Attorney Frederick Brewington represents school board candidate Maribel Toure, who lost by six votes to longtime incumbent School Board President Betty Cross. Brewington claims many last-minute absentee ballots, some of which were handwritten, may have been illegal.”


 


News 12 Long Island has details and video here and here.


“Jim Crow Prowls Paradise”

“Imagine if a state didn’t let someone vote in an election because their grandfather wasn’t the correct race. Surely lawyers in Eric Holder’s Justice Department would be typing up a lawsuit as fast as fingers could fly across the keyboard. After all, this is the President who boasted he was a champion for voting rights, falsely we’d later learn.

Eric Holder compared voter ID to a modern version of Jim Crow. But a recent federal court opinion shows Jim Crow is alive and well, and living in paradise.

This week, the United States District Court in the Commonwealth of the Northern Mariana Islands (CNMI) struck down a law that prevented American citizens from voting in a referendum on a constitutional amendment if they were not of “Northern Mariana descent.”

The plaintiff, John Davis, should have enjoyed the help of the United States Justice Department Voting Section.”

Full story at PJ Media.

“Midterm Election Turnout Isn’t So Different From Presidential Year Turnout”

FiveThirtyEightPolitics reports that all the convoluted explanations by Democrats that low turnout and different demographics in mid-terms is the cause of their current unfavorable position, do not hold up to scrutiny.

But turnout isn’t nearly as important as D.C. wags make it out to be. The demographics of who voted in 2012 vs. 2010 were different, but that difference didn’t make much of a difference. The reason Republicans won more votes in 2010 — and likely will in 2014 — is that voters wanted Republicans in office, not that minorities and young people didn’t turn out to vote.

Cross State Check Payoff: Guilty of Double Voting in Arizona

“Arizona Secretary of State Ken Bennett announced Tuesday that Carol Hannah of Bullhead City was convicted of a felony last week for voting in both Arizona and Colorado.

Hannah was accused of receiving a Colorado early ballot from Adams County by mail and returning it in October 2010. She subsequently cast a ballot at a polling place in Bullhead City.

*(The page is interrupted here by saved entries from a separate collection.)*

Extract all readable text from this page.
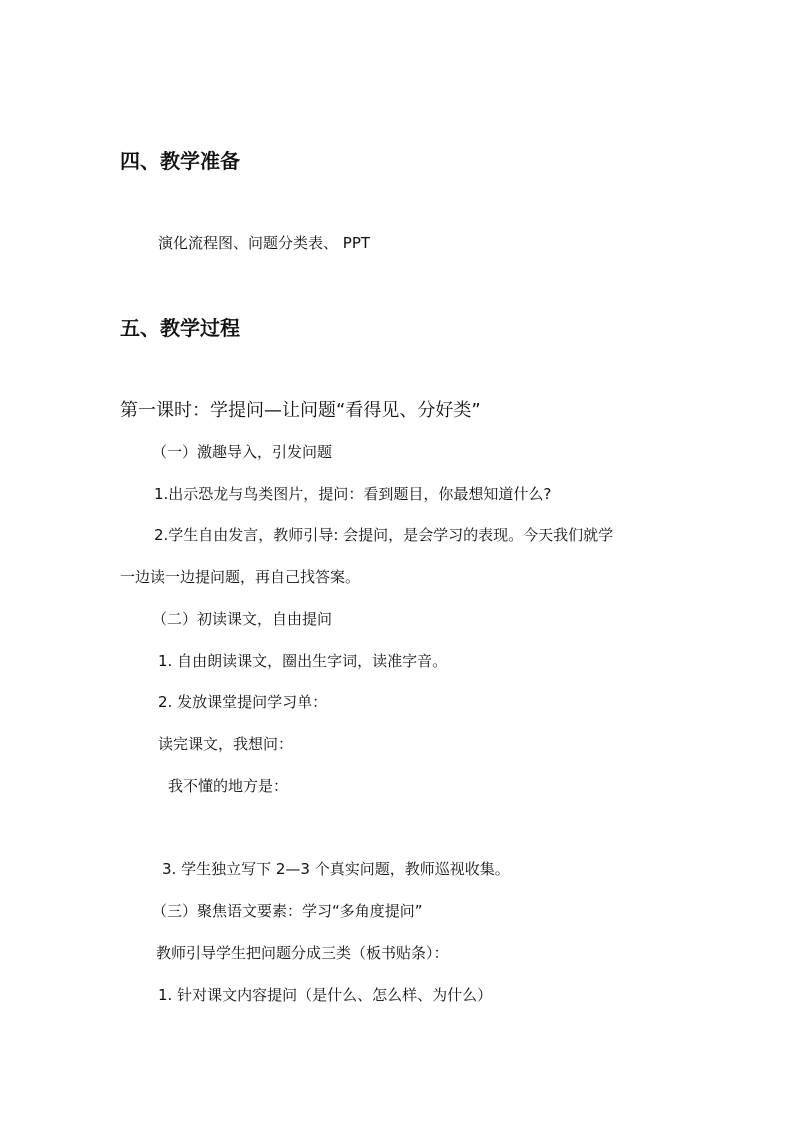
四、教学准备
演化流程图、问题分类表、 PPT
五、教学过程
第一课时：学提问—让问题“看得见、分好类”
（一）激趣导入，引发问题
1.出示恐龙与鸟类图片，提问：看到题目，你最想知道什么?
2.学生自由发言，教师引导: 会提问，是会学习的表现。今天我们就学
一边读一边提问题，再自己找答案。
（二）初读课文，自由提问
1. 自由朗读课文，圈出生字词，读准字音。
2. 发放课堂提问学习单：
读完课文，我想问：
我不懂的地方是：
3. 学生独立写下 2—3 个真实问题，教师巡视收集。
（三）聚焦语文要素：学习“多角度提问”
教师引导学生把问题分成三类（板书贴条）：
1. 针对课文内容提问（是什么、怎么样、为什么）
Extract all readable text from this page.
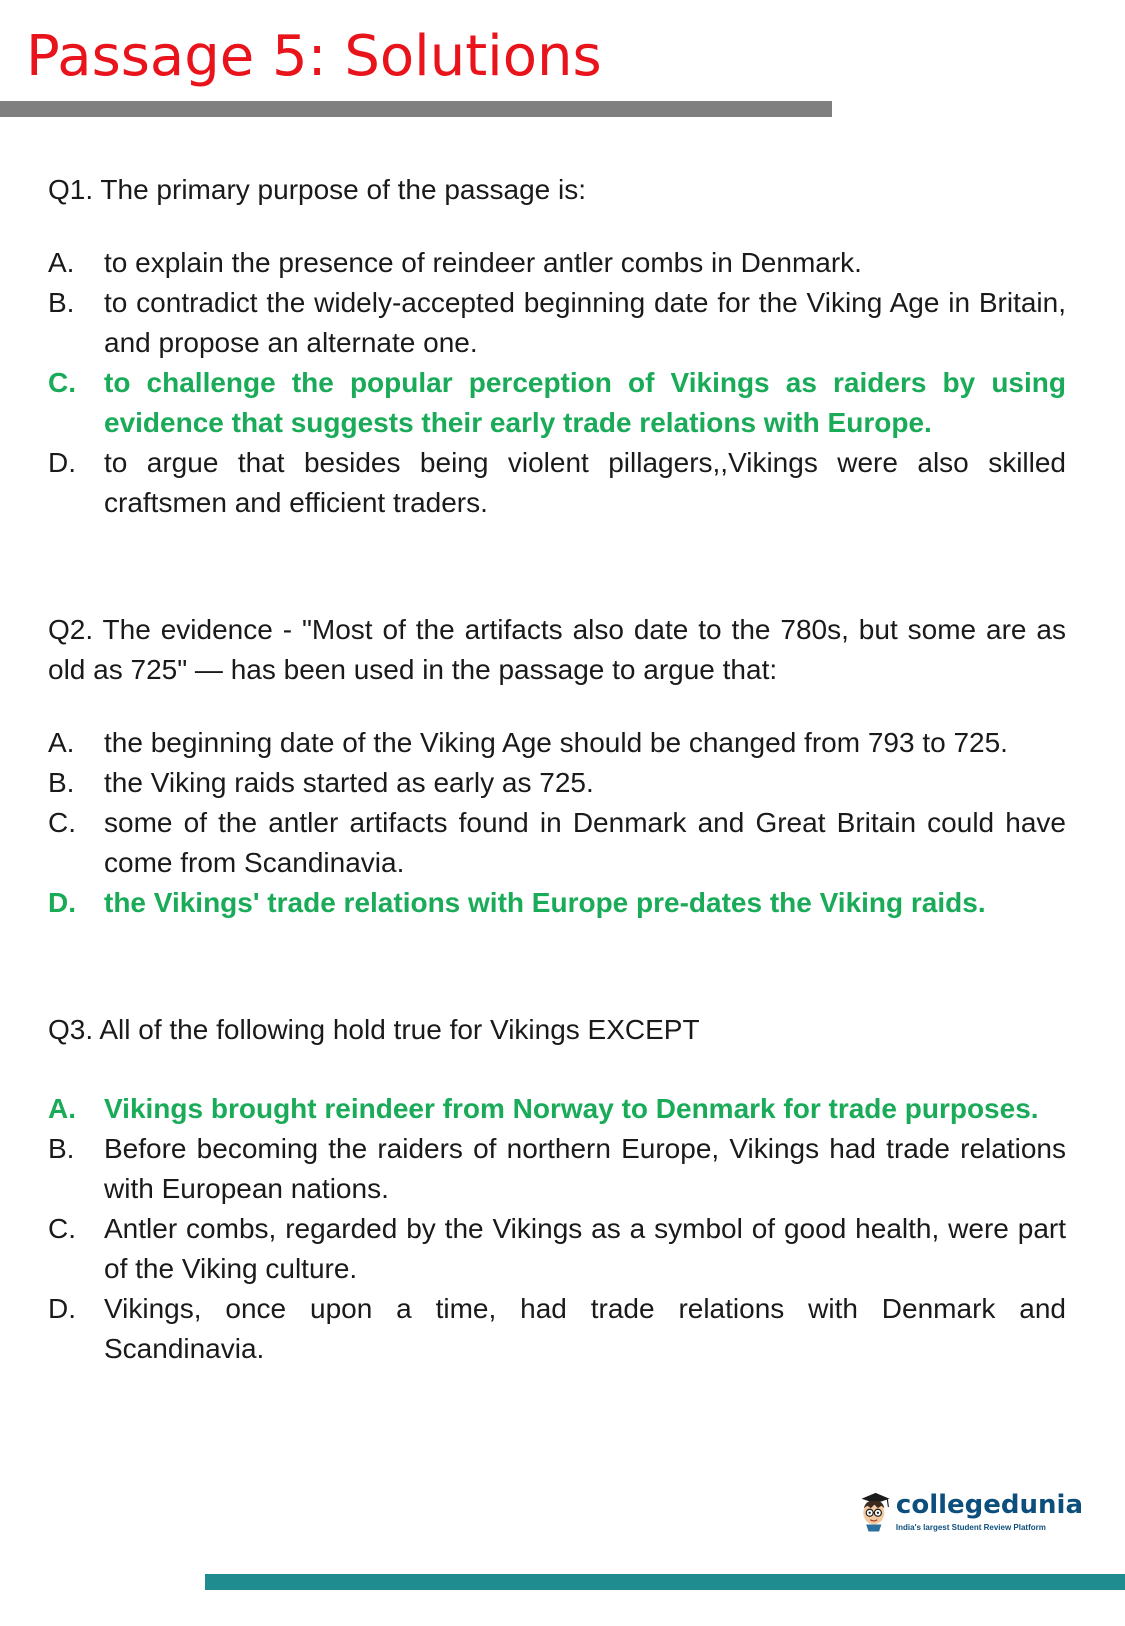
Passage 5: Solutions
Q1. The primary purpose of the passage is:
A.	to explain the presence of reindeer antler combs in Denmark.
B.	to contradict the widely-accepted beginning date for the Viking Age in Britain, and propose an alternate one.
C.	to challenge the popular perception of Vikings as raiders by using evidence that suggests their early trade relations with Europe.
D.	to argue that besides being violent pillagers,,Vikings were also skilled craftsmen and efficient traders.
Q2. The evidence - "Most of the artifacts also date to the 780s, but some are as old as 725" — has been used in the passage to argue that:
A.	the beginning date of the Viking Age should be changed from 793 to 725.
B.	the Viking raids started as early as 725.
C.	some of the antler artifacts found in Denmark and Great Britain could have come from Scandinavia.
D.	the Vikings' trade relations with Europe pre-dates the Viking raids.
Q3. All of the following hold true for Vikings EXCEPT
A.	Vikings brought reindeer from Norway to Denmark for trade purposes.
B.	Before becoming the raiders of northern Europe, Vikings had trade relations with European nations.
C.	Antler combs, regarded by the Vikings as a symbol of good health, were part of the Viking culture.
D.	Vikings, once upon a time, had trade relations with Denmark and Scandinavia.
collegedunia
India's largest Student Review Platform
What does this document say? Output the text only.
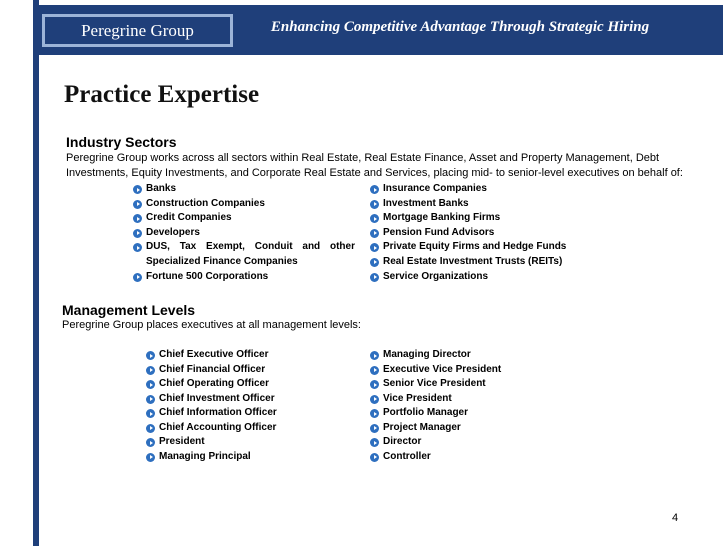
Peregrine Group	Enhancing Competitive Advantage Through Strategic Hiring
Practice Expertise
Industry Sectors
Peregrine Group works across all sectors within Real Estate, Real Estate Finance, Asset and Property Management, Debt Investments, Equity Investments, and Corporate Real Estate and Services, placing mid- to senior-level executives on behalf of:
Banks
Construction Companies
Credit Companies
Developers
DUS, Tax Exempt, Conduit and other Specialized Finance Companies
Fortune 500 Corporations
Insurance Companies
Investment Banks
Mortgage Banking Firms
Pension Fund Advisors
Private Equity Firms and Hedge Funds
Real Estate Investment Trusts (REITs)
Service Organizations
Management Levels
Peregrine Group places executives at all management levels:
Chief Executive Officer
Chief Financial Officer
Chief Operating Officer
Chief Investment Officer
Chief Information Officer
Chief Accounting Officer
President
Managing Principal
Managing Director
Executive Vice President
Senior Vice President
Vice President
Portfolio Manager
Project Manager
Director
Controller
4
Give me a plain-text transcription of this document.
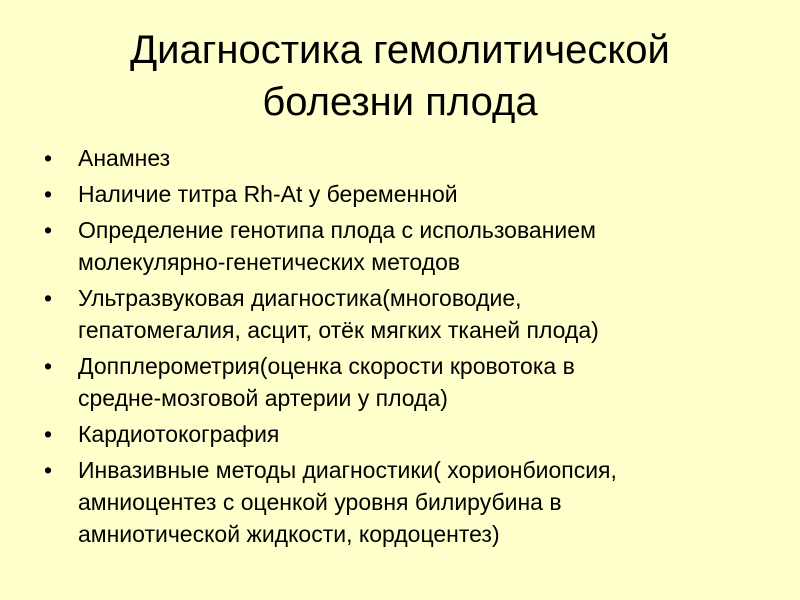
Диагностика гемолитической
болезни плода
•	Анамнез
•	Наличие титра Rh-At у беременной
•	Определение генотипа плода с использованием
молекулярно-генетических методов
•	Ультразвуковая диагностика(многоводие,
гепатомегалия, асцит, отёк мягких тканей плода)
•	Допплерометрия(оценка скорости кровотока в
средне-мозговой артерии у плода)
•	Кардиотокография
•	Инвазивные методы диагностики( хорионбиопсия,
амниоцентез с оценкой уровня билирубина в
амниотической жидкости, кордоцентез)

Hannah faces between six months and 2.5 years in prison when she’s sentenced.


She was identified through a system that cross-checks voter registrations with other states.”

But why would someone risk jail by voting twice when they couldn’t swing an election?  Another example of human behavior to befuddle the purportedly enlightened. 

“No Need to ‘Fix’ the Voting Rights Act”

Roger Clegg @ National Review Corner.
The Washington Post today editorializes that Congress should pass the “sensible compromise” that has been proposed to “fix the Voting Rights Act.” This is the bad bill that was unveiled earlier this year, ostensibly to overturn the Supreme Court’s decision last year in Shelby County v. Holder, which declared unconstitutional the coverage provision of Section 5 of the Act.

But it is a good thing that this bill has gone nowhere. The Supreme Court’s decision was right, and there is no need in 2014 for Section 5 at all — that is, there is no need to treat any jurisdictions today like they are 1965 Mississippi. In any event, the rest of the Voting Rights Act is still available where there is actual discrimination, and the Obama administration and others are, for good or ill, aggressively using those provisions (they won a case in Wisconsin last week, and have brought lawsuits against, among others, Texas and North Carolina, too). What plaintiffs are unhappy about is that the burden of proof is on them to prove discrimination, but that’s the way every other civil-rights law works.

Arizona Maps Upheld

” A panel of federal judges on Tuesday refused to throw out Arizona’s new state legislative district maps, finding that the state’s redistricting commission did not violate the Constitution’s equal-protection clause when they put more voters in some districts.”  Link.  Republicans had complained the redistricting was partisan.  The usual foes of partisan gerrymandering are silent. Arizona is a great example of the opposition to partisan gerrymandering being loudest when the Democrat ox is gored.